When my type 1 diabetes (T1D) was diagnosed in 1962, scientists couldn’t explain the cause of the disease or what triggered it. Fifty-seven years later, I’m still waiting for researchers to tell me precisely why my pancreas stopped making insulin and my blood sugar shot up so high that I needed to be hospitalized.
Still, while researchers continue to search for a full explanation of what causes T1D, they’ve solved more than a few diabetes-related mysteries. They’ve identified specific risk factors and come up with evidenced-based theories about what triggers this disease.
Many of the scientific detectives trying to track down culprits for T1D are also trying to explain why it is surging: T1D is increasing at a rate of 5.3 percent globally every year, by one estimate. Read on to learn more about what we know — and don’t know — about why.
If you or someone you love has T1D, you probably know the basic explanation for the disease: it occurs when the body’s immune system destroys the insulin-producing cells (beta cells) in the pancreas. It can occur at any age, although it’s much more common in kids.
It’s less well-known that T1D starts developing before symptoms appear. In fact, the national experts at JDRF, the American Diabetes Association, and the Endocrine Society now agree that there are three distinct stages of T1D development:
There are several risk factors that make it more likely that someone will develop T1D, including:
Several specific genetic markers have been identified, and if you have one or more of them, you might develop T1D. Since genes are inherited, family history is an important predictor for T1D. If you have a relative with T1D, your risk of developing it is 1 in 20.
But according to researchers, less than 10 percent of people with these genetic markers develop T1D. So it’s clear that other factors besides genes put people at higher risk for developing the disease.
Certain ethnic groups have a higher rate of T1D. In the United States, for example, whites are more likely to develop T1D than African Americans and Hispanic Americans.
Where you live influences your chances of developing T1D as well.
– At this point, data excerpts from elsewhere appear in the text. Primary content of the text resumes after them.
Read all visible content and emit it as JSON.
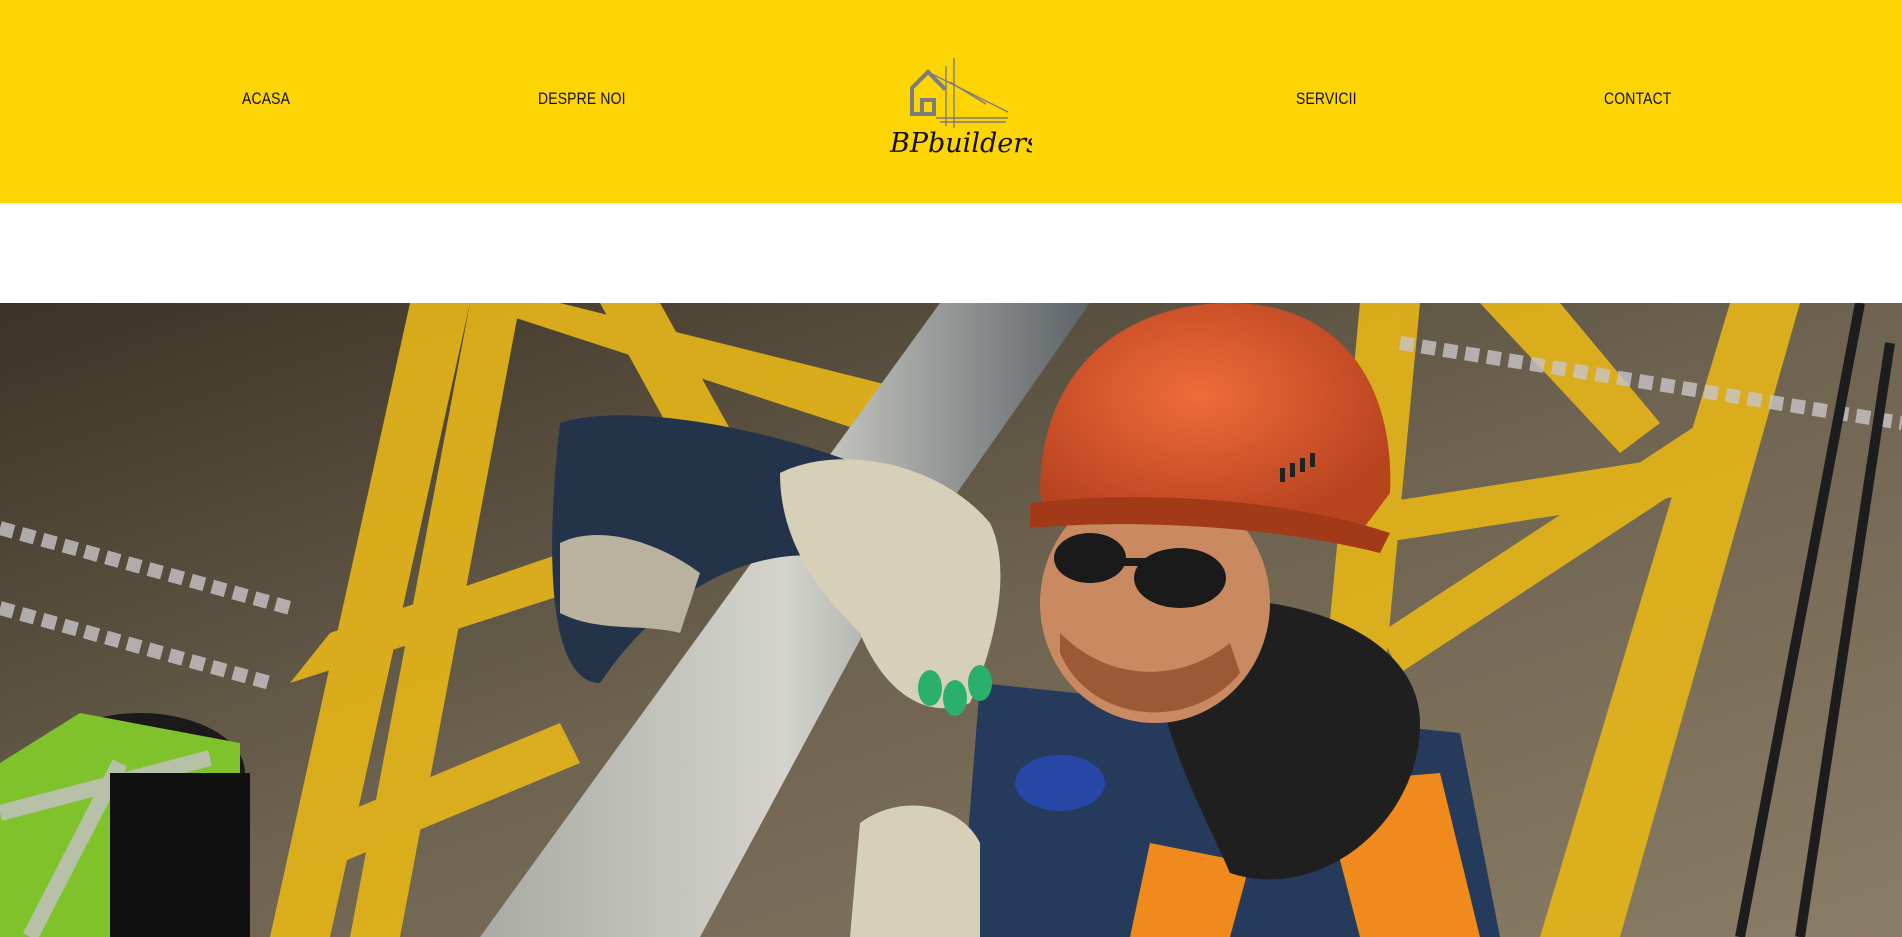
{
  "header": {
    "background": "#FDD404",
    "nav_left": [
      {
        "label": "ACASA"
      },
      {
        "label": "DESPRE NOI"
      }
    ],
    "nav_right": [
      {
        "label": "SERVICII"
      },
      {
        "label": "CONTACT"
      }
    ],
    "logo": {
      "text": "BPbuilders",
      "icon": "house-blueprint-logo-icon"
    }
  },
  "hero": {
    "image": "construction-worker-photo",
    "colors": {
      "frame": "#E3B419",
      "helmet": "#D9542A",
      "vest": "#F08A1C"
    }
  }
}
In China, T1D rates are 10 to 20 times lower than in North America, Europe, and Australia. Finland has the highest incidence of T1D in the world.
The American Diabetes Association acknowledges that “Type 1 diabetes develops more often in winter than summer and is more common in places with cold climates.” And on the flip side, “people who live in southern climates — such as South America — are less likely to develop type 1.” There is a related theory that because people in less sunny regions are more prone to T1D because they get less vitamin D — which comes directly from the sun.
Autoimmune conditions often seem to come in pairs. So if someone has Graves’ disease, multiple sclerosis, pernicious anemia, or other autoimmune conditions, they are more likely to develop T1D.
Clearly, some kind of trigger is needed for the immune system to attack insulin-producing cells in people who are genetically susceptible to T1D. Here are a few of the potential triggers that have been identified:
Viral infections and type 1 diabetes
There is a lot of anecdotal evidence that people are diagnosed with T1D after experiencing some kind of viral infection.
“Scientists believe that certain viruses may target beta cells, and as the immune response ramps up to fight those viruses, it goes awry and attacks uninfected beta cells by mistake,” according to JDRF.
Animals and people with specific strains of infectious viruses, called “enteroviruses,” are more likely to get diabetes. It’s long been known that epidemics of mumps, rubella, and coxsackie viruses have been associated with increased frequency of type 1.
Other research indicates that toxins in the air, water, and food might trigger T1D in people who are genetically prone to it. Some studies reveal a higher incidence of the disease in people exposed to arsenic, while others have linked it to nitrates, ozone, sulfates, and other chemicals and pollutants.
The notion of an overlap between type 1 and type 2 diabetes has been a topic of research since the 1990s. From this work comes the “accelerator hypothesis,” which posits that obesity-associated insulin resistance can accelerate the onset and progression of T1D. The idea is that the beta cells are further stressed, which makes them more susceptible to autoimmune attack.
Also, with the incidence of diabetes in obese young people on the rise — and growing difficulty distinguishing type 1 from type 2 in some patients — scientists have also coined the term “double diabetes” to refer to coexistence of autoimmunity and insulin resistance.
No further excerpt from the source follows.